Qu'il ne saurait donc être contesté que la somme susvisée de 416 767 F doit être prise en compte dans l'appréciation du préjudice de sa réparation.

Considérant qu'il résulte des griefs retenus et du dommage en découlant ainsi que des différents éléments d'information versés aux débats que la Société Varennes Voyages une somme de 100 000 F à titre de dommages et intérêts.

Qu'il convient également d'ordonner non pas l'affichage sollicité mais la publication du dispositif du présent arrêt (par extraits ainsi que demandé par l'appelante).

III - Sur les frais non taxables

Considérant que la Société Varennes Voyages qui succombe, sera déboutée de la demande par elle fondée sur les dispositions de l'article 700 du nouveau Code de Procédure Civile.

Qu'il est, en revanche, équitable d'allouer de ce chef une somme de 20 000 F à la Société Pyramide Voyages.
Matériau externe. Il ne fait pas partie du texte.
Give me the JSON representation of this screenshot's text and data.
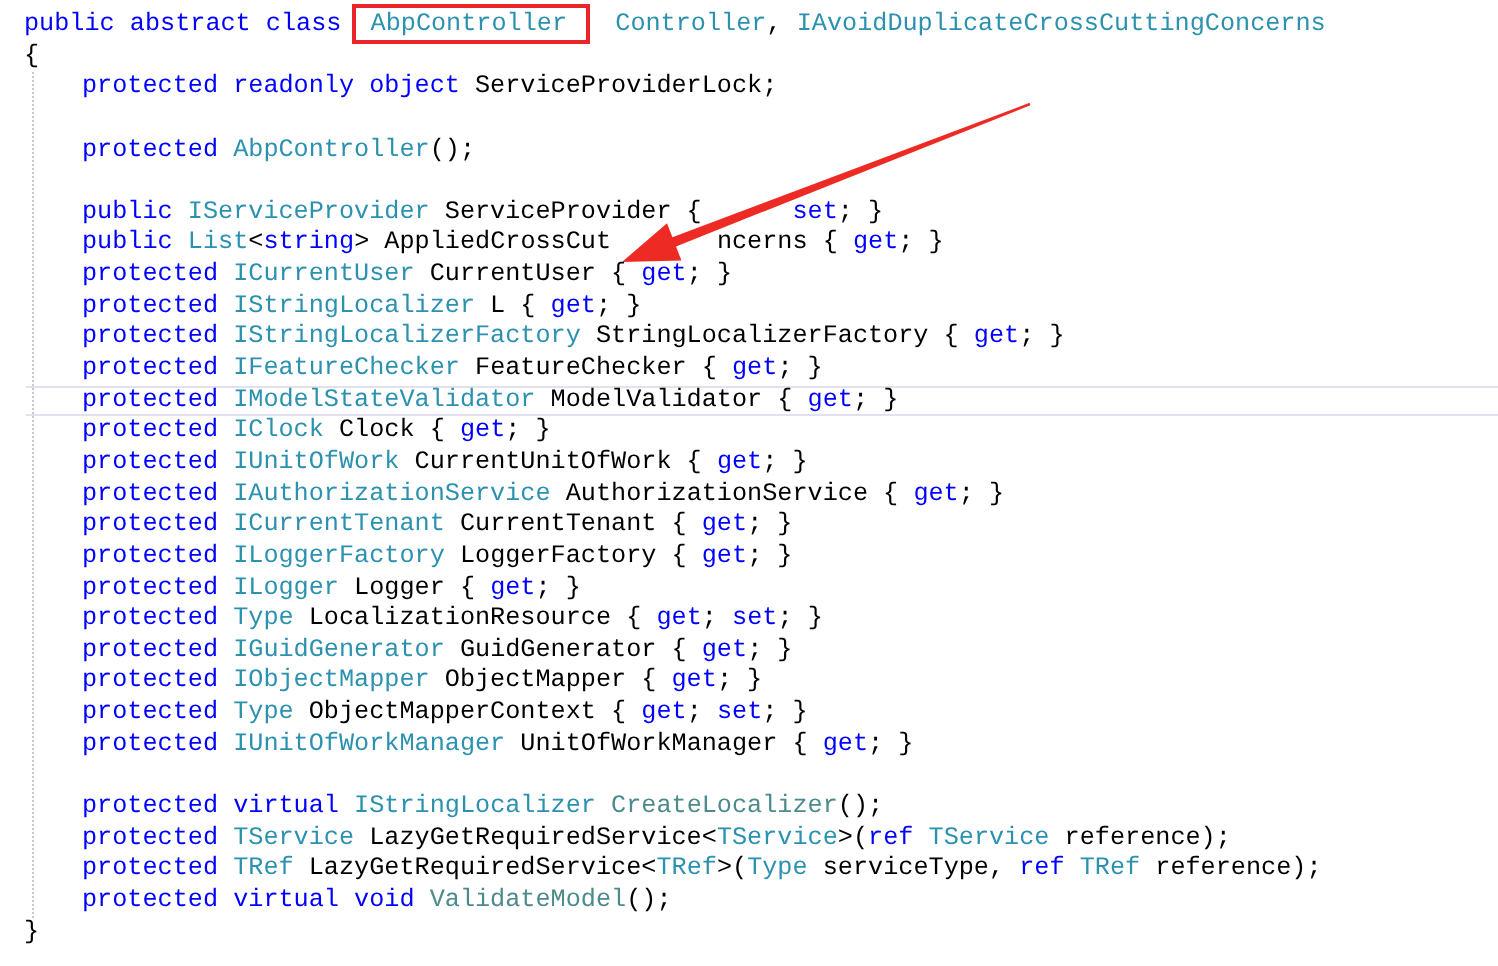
{
  "code": {
    "header": [
      {
        "kind": "keyword",
        "text": "public abstract class "
      },
      {
        "kind": "type",
        "text": "AbpController",
        "boxed": true
      },
      {
        "kind": "type",
        "text": "  Controller"
      },
      {
        "kind": "plain",
        "text": ", "
      },
      {
        "kind": "type",
        "text": "IAvoidDuplicateCrossCuttingConcerns"
      }
    ],
    "open": "{",
    "members": [
      {
        "kind": "code",
        "tokens": [
          {
            "kind": "keyword",
            "text": "protected readonly object "
          },
          {
            "kind": "plain",
            "text": "ServiceProviderLock;"
          }
        ]
      },
      {
        "kind": "blank"
      },
      {
        "kind": "code",
        "tokens": [
          {
            "kind": "keyword",
            "text": "protected "
          },
          {
            "kind": "type",
            "text": "AbpController"
          },
          {
            "kind": "plain",
            "text": "();"
          }
        ]
      },
      {
        "kind": "blank"
      },
      {
        "kind": "code",
        "tokens": [
          {
            "kind": "keyword",
            "text": "public "
          },
          {
            "kind": "type",
            "text": "IServiceProvider"
          },
          {
            "kind": "plain",
            "text": " ServiceProvider {      "
          },
          {
            "kind": "keyword",
            "text": "set"
          },
          {
            "kind": "plain",
            "text": "; }"
          }
        ]
      },
      {
        "kind": "code",
        "tokens": [
          {
            "kind": "keyword",
            "text": "public "
          },
          {
            "kind": "type",
            "text": "List"
          },
          {
            "kind": "plain",
            "text": "<"
          },
          {
            "kind": "keyword",
            "text": "string"
          },
          {
            "kind": "plain",
            "text": "> AppliedCrossCut       ncerns { "
          },
          {
            "kind": "keyword",
            "text": "get"
          },
          {
            "kind": "plain",
            "text": "; }"
          }
        ]
      },
      {
        "kind": "code",
        "tokens": [
          {
            "kind": "keyword",
            "text": "protected "
          },
          {
            "kind": "type",
            "text": "ICurrentUser"
          },
          {
            "kind": "plain",
            "text": " CurrentUser { "
          },
          {
            "kind": "keyword",
            "text": "get"
          },
          {
            "kind": "plain",
            "text": "; }"
          }
        ]
      },
      {
        "kind": "code",
        "tokens": [
          {
            "kind": "keyword",
            "text": "protected "
          },
          {
            "kind": "type",
            "text": "IStringLocalizer"
          },
          {
            "kind": "plain",
            "text": " L { "
          },
          {
            "kind": "keyword",
            "text": "get"
          },
          {
            "kind": "plain",
            "text": "; }"
          }
        ]
      },
      {
        "kind": "code",
        "tokens": [
          {
            "kind": "keyword",
            "text": "protected "
          },
          {
            "kind": "type",
            "text": "IStringLocalizerFactory"
          },
          {
            "kind": "plain",
            "text": " StringLocalizerFactory { "
          },
          {
            "kind": "keyword",
            "text": "get"
          },
          {
            "kind": "plain",
            "text": "; }"
          }
        ]
      },
      {
        "kind": "code",
        "tokens": [
          {
            "kind": "keyword",
            "text": "protected "
          },
          {
            "kind": "type",
            "text": "IFeatureChecker"
          },
          {
            "kind": "plain",
            "text": " FeatureChecker { "
          },
          {
            "kind": "keyword",
            "text": "get"
          },
          {
            "kind": "plain",
            "text": "; }"
          }
        ]
      },
      {
        "kind": "code",
        "current": true,
        "tokens": [
          {
            "kind": "keyword",
            "text": "protected "
          },
          {
            "kind": "type",
            "text": "IModelStateValidator"
          },
          {
            "kind": "plain",
            "text": " ModelValidator { "
          },
          {
            "kind": "keyword",
            "text": "get"
          },
          {
            "kind": "plain",
            "text": "; }"
          }
        ]
      },
      {
        "kind": "code",
        "tokens": [
          {
            "kind": "keyword",
            "text": "protected "
          },
          {
            "kind": "type",
            "text": "IClock"
          },
          {
            "kind": "plain",
            "text": " Clock { "
          },
          {
            "kind": "keyword",
            "text": "get"
          },
          {
            "kind": "plain",
            "text": "; }"
          }
        ]
      },
      {
        "kind": "code",
        "tokens": [
          {
            "kind": "keyword",
            "text": "protected "
          },
          {
            "kind": "type",
            "text": "IUnitOfWork"
          },
          {
            "kind": "plain",
            "text": " CurrentUnitOfWork { "
          },
          {
            "kind": "keyword",
            "text": "get"
          },
          {
            "kind": "plain",
            "text": "; }"
          }
        ]
      },
      {
        "kind": "code",
        "tokens": [
          {
            "kind": "keyword",
            "text": "protected "
          },
          {
            "kind": "type",
            "text": "IAuthorizationService"
          },
          {
            "kind": "plain",
            "text": " AuthorizationService { "
          },
          {
            "kind": "keyword",
            "text": "get"
          },
          {
            "kind": "plain",
            "text": "; }"
          }
        ]
      },
      {
        "kind": "code",
        "tokens": [
          {
            "kind": "keyword",
            "text": "protected "
          },
          {
            "kind": "type",
            "text": "ICurrentTenant"
          },
          {
            "kind": "plain",
            "text": " CurrentTenant { "
          },
          {
            "kind": "keyword",
            "text": "get"
          },
          {
            "kind": "plain",
            "text": "; }"
          }
        ]
      },
      {
        "kind": "code",
        "tokens": [
          {
            "kind": "keyword",
            "text": "protected "
          },
          {
            "kind": "type",
            "text": "ILoggerFactory"
          },
          {
            "kind": "plain",
            "text": " LoggerFactory { "
          },
          {
            "kind": "keyword",
            "text": "get"
          },
          {
            "kind": "plain",
            "text": "; }"
          }
        ]
      },
      {
        "kind": "code",
        "tokens": [
          {
            "kind": "keyword",
            "text": "protected "
          },
          {
            "kind": "type",
            "text": "ILogger"
          },
          {
            "kind": "plain",
            "text": " Logger { "
          },
          {
            "kind": "keyword",
            "text": "get"
          },
          {
            "kind": "plain",
            "text": "; }"
          }
        ]
      },
      {
        "kind": "code",
        "tokens": [
          {
            "kind": "keyword",
            "text": "protected "
          },
          {
            "kind": "type",
            "text": "Type"
          },
          {
            "kind": "plain",
            "text": " LocalizationResource { "
          },
          {
            "kind": "keyword",
            "text": "get"
          },
          {
            "kind": "plain",
            "text": "; "
          },
          {
            "kind": "keyword",
            "text": "set"
          },
          {
            "kind": "plain",
            "text": "; }"
          }
        ]
      },
      {
        "kind": "code",
        "tokens": [
          {
            "kind": "keyword",
            "text": "protected "
          },
          {
            "kind": "type",
            "text": "IGuidGenerator"
          },
          {
            "kind": "plain",
            "text": " GuidGenerator { "
          },
          {
            "kind": "keyword",
            "text": "get"
          },
          {
            "kind": "plain",
            "text": "; }"
          }
        ]
      },
      {
        "kind": "code",
        "tokens": [
          {
            "kind": "keyword",
            "text": "protected "
          },
          {
            "kind": "type",
            "text": "IObjectMapper"
          },
          {
            "kind": "plain",
            "text": " ObjectMapper { "
          },
          {
            "kind": "keyword",
            "text": "get"
          },
          {
            "kind": "plain",
            "text": "; }"
          }
        ]
      },
      {
        "kind": "code",
        "tokens": [
          {
            "kind": "keyword",
            "text": "protected "
          },
          {
            "kind": "type",
            "text": "Type"
          },
          {
            "kind": "plain",
            "text": " ObjectMapperContext { "
          },
          {
            "kind": "keyword",
            "text": "get"
          },
          {
            "kind": "plain",
            "text": "; "
          },
          {
            "kind": "keyword",
            "text": "set"
          },
          {
            "kind": "plain",
            "text": "; }"
          }
        ]
      },
      {
        "kind": "code",
        "tokens": [
          {
            "kind": "keyword",
            "text": "protected "
          },
          {
            "kind": "type",
            "text": "IUnitOfWorkManager"
          },
          {
            "kind": "plain",
            "text": " UnitOfWorkManager { "
          },
          {
            "kind": "keyword",
            "text": "get"
          },
          {
            "kind": "plain",
            "text": "; }"
          }
        ]
      },
      {
        "kind": "blank"
      },
      {
        "kind": "code",
        "tokens": [
          {
            "kind": "keyword",
            "text": "protected virtual "
          },
          {
            "kind": "type",
            "text": "IStringLocalizer"
          },
          {
            "kind": "method",
            "text": " CreateLocalizer"
          },
          {
            "kind": "plain",
            "text": "();"
          }
        ]
      },
      {
        "kind": "code",
        "tokens": [
          {
            "kind": "keyword",
            "text": "protected "
          },
          {
            "kind": "type",
            "text": "TService"
          },
          {
            "kind": "plain",
            "text": " LazyGetRequiredService<"
          },
          {
            "kind": "type",
            "text": "TService"
          },
          {
            "kind": "plain",
            "text": ">("
          },
          {
            "kind": "keyword",
            "text": "ref "
          },
          {
            "kind": "type",
            "text": "TService"
          },
          {
            "kind": "plain",
            "text": " reference);"
          }
        ]
      },
      {
        "kind": "code",
        "tokens": [
          {
            "kind": "keyword",
            "text": "protected "
          },
          {
            "kind": "type",
            "text": "TRef"
          },
          {
            "kind": "plain",
            "text": " LazyGetRequiredService<"
          },
          {
            "kind": "type",
            "text": "TRef"
          },
          {
            "kind": "plain",
            "text": ">("
          },
          {
            "kind": "type",
            "text": "Type"
          },
          {
            "kind": "plain",
            "text": " serviceType, "
          },
          {
            "kind": "keyword",
            "text": "ref "
          },
          {
            "kind": "type",
            "text": "TRef"
          },
          {
            "kind": "plain",
            "text": " reference);"
          }
        ]
      },
      {
        "kind": "code",
        "tokens": [
          {
            "kind": "keyword",
            "text": "protected virtual void "
          },
          {
            "kind": "method",
            "text": "ValidateModel"
          },
          {
            "kind": "plain",
            "text": "();"
          }
        ]
      }
    ],
    "close": "}"
  }
}
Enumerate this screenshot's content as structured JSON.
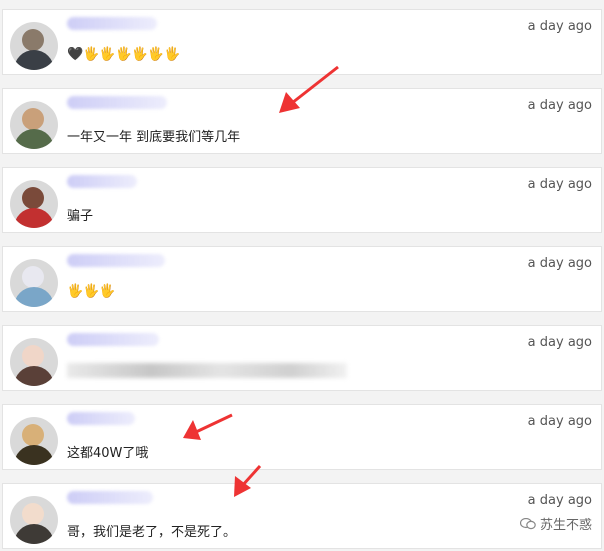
{
  "comments": [
    {
      "time": "a day ago",
      "message": "🖤🖐🖐🖐🖐🖐🖐",
      "avatar_colors": [
        "#8a7a6a",
        "#3a3f46"
      ]
    },
    {
      "time": "a day ago",
      "message": "一年又一年 到底要我们等几年",
      "avatar_colors": [
        "#c9a07a",
        "#556b4a"
      ]
    },
    {
      "time": "a day ago",
      "message": "骗子",
      "avatar_colors": [
        "#7a4a3a",
        "#c23030"
      ]
    },
    {
      "time": "a day ago",
      "message": "🖐🖐🖐",
      "avatar_colors": [
        "#e8e8f0",
        "#7aa6c8"
      ]
    },
    {
      "time": "a day ago",
      "message": "",
      "avatar_colors": [
        "#f0d6c8",
        "#5a4038"
      ]
    },
    {
      "time": "a day ago",
      "message": "这都40W了哦",
      "avatar_colors": [
        "#d8b078",
        "#3a3220"
      ]
    },
    {
      "time": "a day ago",
      "message": "哥，我们是老了，不是死了。",
      "avatar_colors": [
        "#f2dccc",
        "#3e3a36"
      ]
    }
  ],
  "watermark": {
    "text": "苏生不惑",
    "icon": "wechat-icon"
  },
  "colors": {
    "arrow": "#ee3333",
    "card": "#ffffff",
    "time": "#555555"
  }
}
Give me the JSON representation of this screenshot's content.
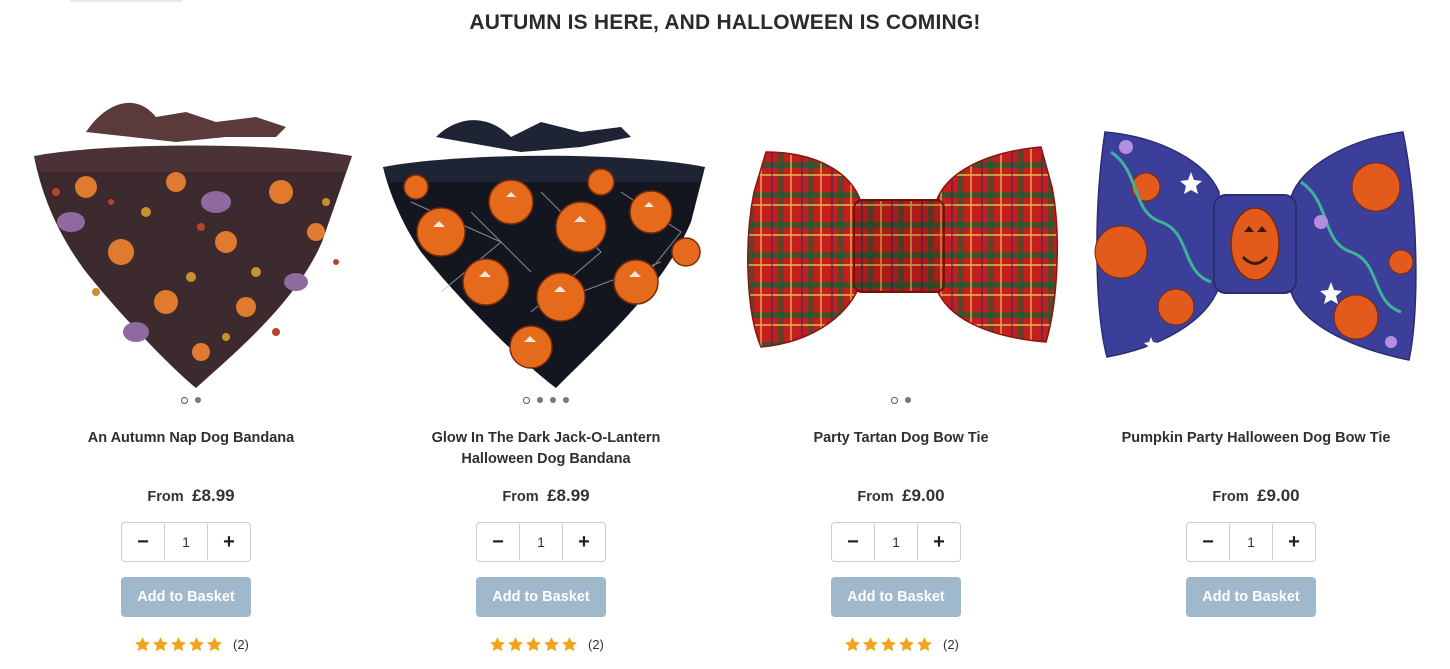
{
  "section": {
    "title": "AUTUMN IS HERE, AND HALLOWEEN IS COMING!"
  },
  "colors": {
    "basket_button": "#9fb8cc",
    "star": "#f2a31b",
    "text": "#333333"
  },
  "products": [
    {
      "name": "An Autumn Nap Dog Bandana",
      "price_from": "From",
      "price": "£8.99",
      "quantity": "1",
      "add_label": "Add to Basket",
      "rating_stars": 5,
      "rating_count": "(2)",
      "image_dots": 2,
      "image_kind": "bandana-autumn"
    },
    {
      "name": "Glow In The Dark Jack-O-Lantern Halloween Dog Bandana",
      "price_from": "From",
      "price": "£8.99",
      "quantity": "1",
      "add_label": "Add to Basket",
      "rating_stars": 5,
      "rating_count": "(2)",
      "image_dots": 4,
      "image_kind": "bandana-jackolantern"
    },
    {
      "name": "Party Tartan Dog Bow Tie",
      "price_from": "From",
      "price": "£9.00",
      "quantity": "1",
      "add_label": "Add to Basket",
      "rating_stars": 5,
      "rating_count": "(2)",
      "image_dots": 2,
      "image_kind": "bowtie-tartan"
    },
    {
      "name": "Pumpkin Party Halloween Dog Bow Tie",
      "price_from": "From",
      "price": "£9.00",
      "quantity": "1",
      "add_label": "Add to Basket",
      "rating_stars": 0,
      "rating_count": "",
      "image_dots": 0,
      "image_kind": "bowtie-pumpkin"
    }
  ],
  "icons": {
    "minus": "minus-icon",
    "plus": "plus-icon",
    "star": "star-icon"
  }
}
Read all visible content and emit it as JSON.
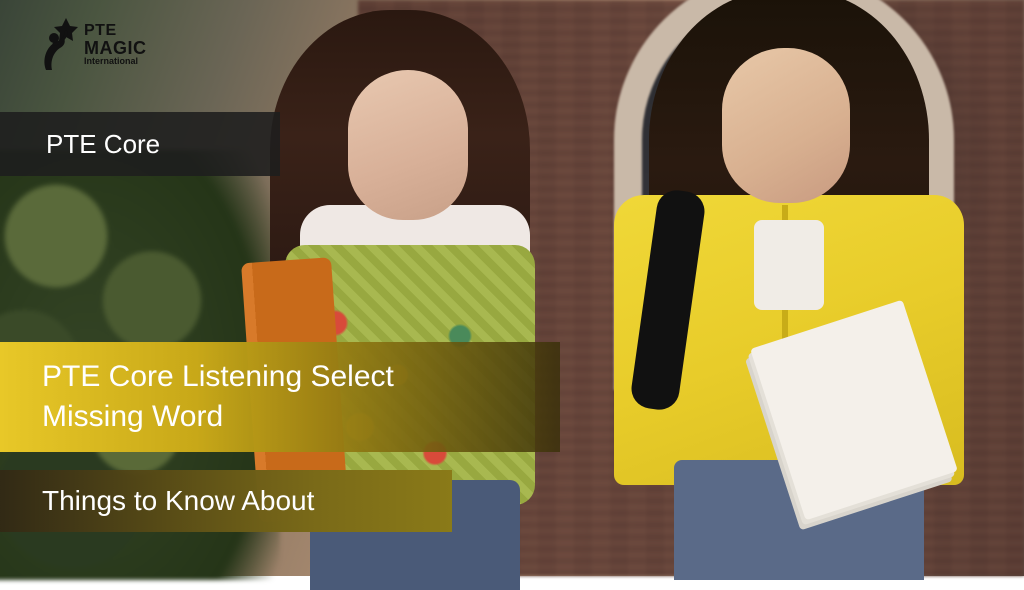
{
  "logo": {
    "line1": "PTE",
    "line2": "MAGIC",
    "line3": "International"
  },
  "overlays": {
    "category": "PTE Core",
    "title_line1": "PTE Core Listening Select",
    "title_line2": "Missing Word",
    "subtitle": "Things to Know About"
  }
}
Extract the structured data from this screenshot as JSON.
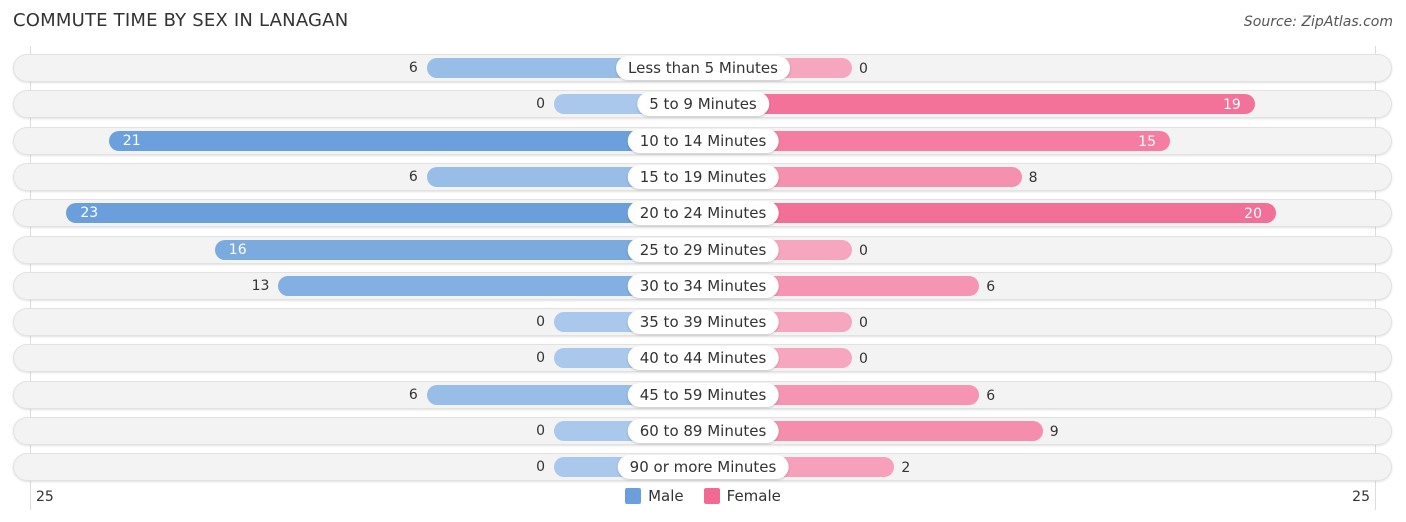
{
  "header": {
    "title": "COMMUTE TIME BY SEX IN LANAGAN",
    "source": "Source: ZipAtlas.com"
  },
  "colors": {
    "male": "#6a9fdb",
    "female": "#f26a93",
    "male_light": "#a9c8ec",
    "female_light": "#f7a6bf"
  },
  "chart_data": {
    "type": "bar",
    "orientation": "horizontal-diverging",
    "title": "COMMUTE TIME BY SEX IN LANAGAN",
    "categories": [
      "Less than 5 Minutes",
      "5 to 9 Minutes",
      "10 to 14 Minutes",
      "15 to 19 Minutes",
      "20 to 24 Minutes",
      "25 to 29 Minutes",
      "30 to 34 Minutes",
      "35 to 39 Minutes",
      "40 to 44 Minutes",
      "45 to 59 Minutes",
      "60 to 89 Minutes",
      "90 or more Minutes"
    ],
    "series": [
      {
        "name": "Male",
        "values": [
          6,
          0,
          21,
          6,
          23,
          16,
          13,
          0,
          0,
          6,
          0,
          0
        ]
      },
      {
        "name": "Female",
        "values": [
          0,
          19,
          15,
          8,
          20,
          0,
          6,
          0,
          0,
          6,
          9,
          2
        ]
      }
    ],
    "axis": {
      "left_label": "25",
      "right_label": "25",
      "range": [
        0,
        25
      ]
    },
    "legend": {
      "position": "bottom-center",
      "entries": [
        "Male",
        "Female"
      ]
    },
    "grid": false
  }
}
Par ces motifs, Infirme le jugement entrepris et statuant à nouveau, Dit la demande en concurrence déloyale de la Société Pyramide Voyages recevable et bien fondée, Condamne la Société Varennes Voyages à payer à la Société Pyramide Voyages les sommes de : - cent mille francs (100 000 F) à titre de dommages et intérêts, - vingt mille francs (20 000 F) en vertu de l'article 700 du nouveau Code de Procédure Civile. Autorise la Société Pyramide Voyages à publier par extraits, passé le délai de quinze jours à compter de la signification, le dispositif du présent arrêt dans trois périodiques de son choix, aux frais de la Société Varennes Voyages dans la limite d'un coût de 5 000 F HT par insertion, Rejette toutes autres demandes, Condamne la Société Varennes Voyages aux dépens de première instance et d'appel. Admet la SCP Taze Bernard Belfayol Broquet, titulaire d'un office d'avoué, au bénéfice de l'article 699 du nouveau Code de Procédure Civile.